En effet, le ludochon peut lui aussi lâcher des "Ra, ahaa", qui ne sont pas, là aussi sans rapport avec l'Egypte mais dans son cas il le fait d'ordinaire sans déhanchements exagérés (l'âge ?) et devant une table de jeu où trône, non pas un pharaon, mais Ra, vieux pot de maître Knizia. Certains, en fait peut-être pas tant que cela, regretteront l'absence de Claudettes autour de la table, mais avouons que cette disparition nous arrange : toutes ces chorégraphies soignées c'est un truc à vous envoyer balader le plateau de jeu !

Bref, hier quelques joueurs tentaient de réaliser des prouesses architecturales au gré des crues du Nil, songeant à ces dynasties interminables de bâtisseurs, dans un pays qui connaissait loin du Nil une sécheresse implacable,.... Alors même qu'au dessus de leurs têtes de joueurs roulait un orage venant interrompre de déjà longues journées de chaleur. Pouvait-il y avoir jeu plus thématique hier ?

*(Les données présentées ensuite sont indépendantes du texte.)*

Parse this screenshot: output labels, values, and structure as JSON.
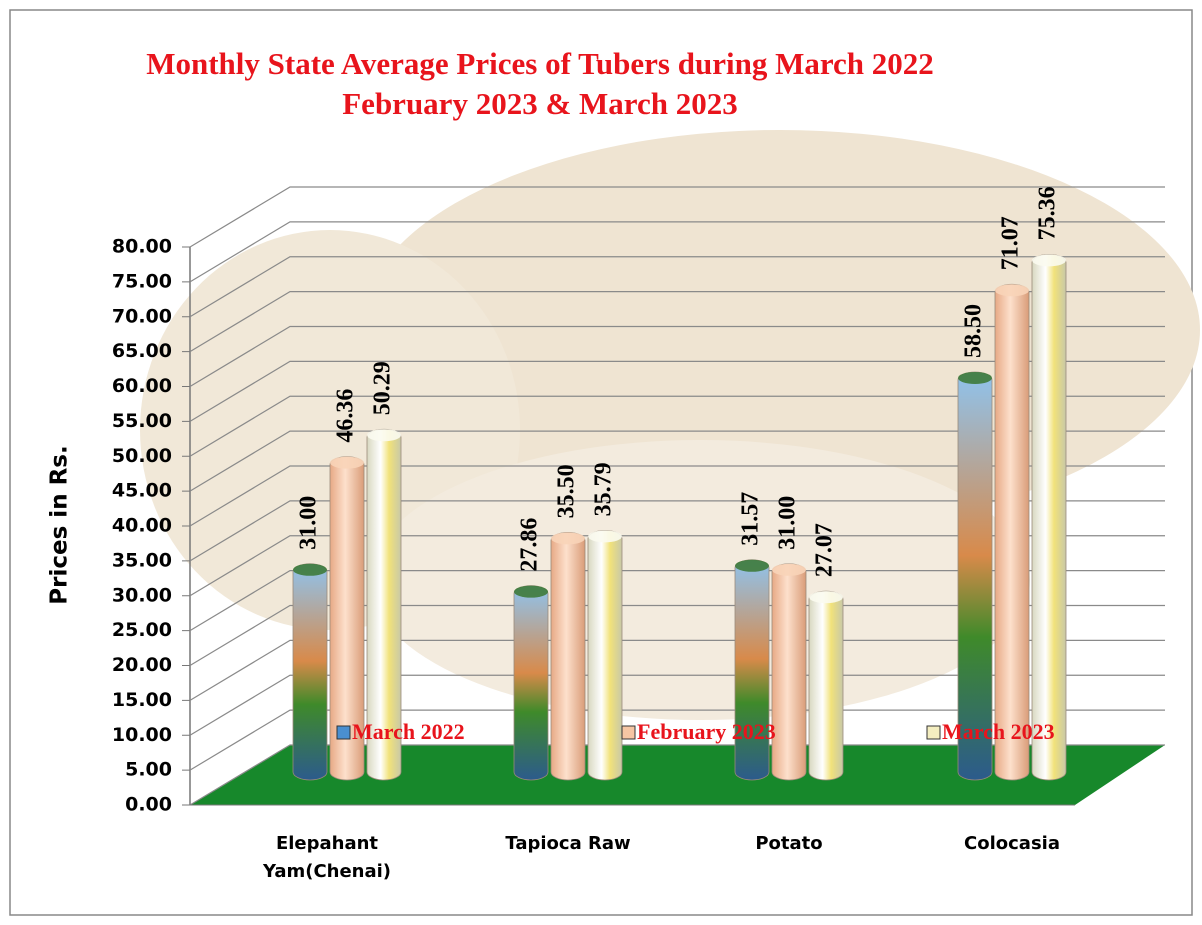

Oui, car certains ont joués à Earth, un jeu qui simule l'évolution de tout notre biotope alors qu'à Paris se déroulait le "sommet pour un nouveau pacte financier mondial"... Ce qui peut fasciner c'est que les deux choses paraissent complètement disjointes, quel est le rapport entre le modèle de Black-Scholes et l'interaction heureuse de quelques plantes et autres insectes ? Curieusement, outre le fait que certains modèles sous-jacents peuvent parfois se révéler extrêmement proches (beauté des mathématiques), les deux choses ont des interactions de plus en plus puissantes l'une sur l'autre, et ce n'est peut-être pas une bonne nouvelle.

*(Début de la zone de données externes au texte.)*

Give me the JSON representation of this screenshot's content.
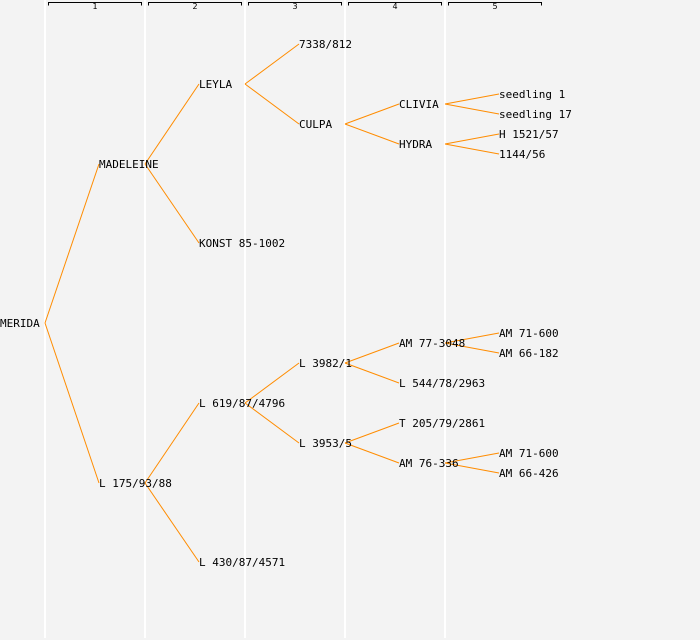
{
  "generations": [
    "1",
    "2",
    "3",
    "4",
    "5"
  ],
  "colors": {
    "background": "#f3f3f3",
    "line": "#ff8c00",
    "grid": "#ffffff",
    "text": "#000000"
  },
  "tree": {
    "name": "MERIDA",
    "children": [
      {
        "name": "MADELEINE",
        "children": [
          {
            "name": "LEYLA",
            "children": [
              {
                "name": "7338/812"
              },
              {
                "name": "CULPA",
                "children": [
                  {
                    "name": "CLIVIA",
                    "children": [
                      {
                        "name": "seedling 1"
                      },
                      {
                        "name": "seedling 17"
                      }
                    ]
                  },
                  {
                    "name": "HYDRA",
                    "children": [
                      {
                        "name": "H 1521/57"
                      },
                      {
                        "name": "1144/56"
                      }
                    ]
                  }
                ]
              }
            ]
          },
          {
            "name": "KONST 85-1002"
          }
        ]
      },
      {
        "name": "L 175/93/88",
        "children": [
          {
            "name": "L 619/87/4796",
            "children": [
              {
                "name": "L 3982/1",
                "children": [
                  {
                    "name": "AM 77-3048",
                    "children": [
                      {
                        "name": "AM 71-600"
                      },
                      {
                        "name": "AM 66-182"
                      }
                    ]
                  },
                  {
                    "name": "L 544/78/2963"
                  }
                ]
              },
              {
                "name": "L 3953/5",
                "children": [
                  {
                    "name": "T 205/79/2861"
                  },
                  {
                    "name": "AM 76-336",
                    "children": [
                      {
                        "name": "AM 71-600"
                      },
                      {
                        "name": "AM 66-426"
                      }
                    ]
                  }
                ]
              }
            ]
          },
          {
            "name": "L 430/87/4571"
          }
        ]
      }
    ]
  }
}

Earth, juin 2023 Earth - Et pour saisir cette ironie, du Joni Mitchell chantée par Counting Crows (oui désolé une certaine inclinaison de votre serviteur)...

Certains enfin se regroupaient autour du plateau d'Iki... On a déjà évoqué plusieurs fois la signification du terme Iki, mais comment résister à cette notion de trois lettres que certains lettrés, plus verbeux, traduisent en "la silencieuse paix du ravissement". Si on en croit, les dictionnaires cette notion esthétique de la période Edo s'est forgée en partie dans les quartiers du "monde flottant", quartiers de plaisirs dont le nom est lui même un détournement d'un terme bouddhiste. Qu'il est amusant de voir qu'une notion se cache derrière des paravents (laqués ? Plutôt chinois donc ?) successifs et que l'immense délicatesse qui s'en dégage, masque aussi des réalités bien plus violentes.
Cette brève évocation, devrait vous pousser à vous assoir à une table de ce bon jeu, et si ce n'est pas le cas, votre serviteur qui par contrat doit vous suggérer une référence culturelle par billet, vous invite à aller lire le formidable "Un artiste du monde flottant" de Kazuo Ishiguro...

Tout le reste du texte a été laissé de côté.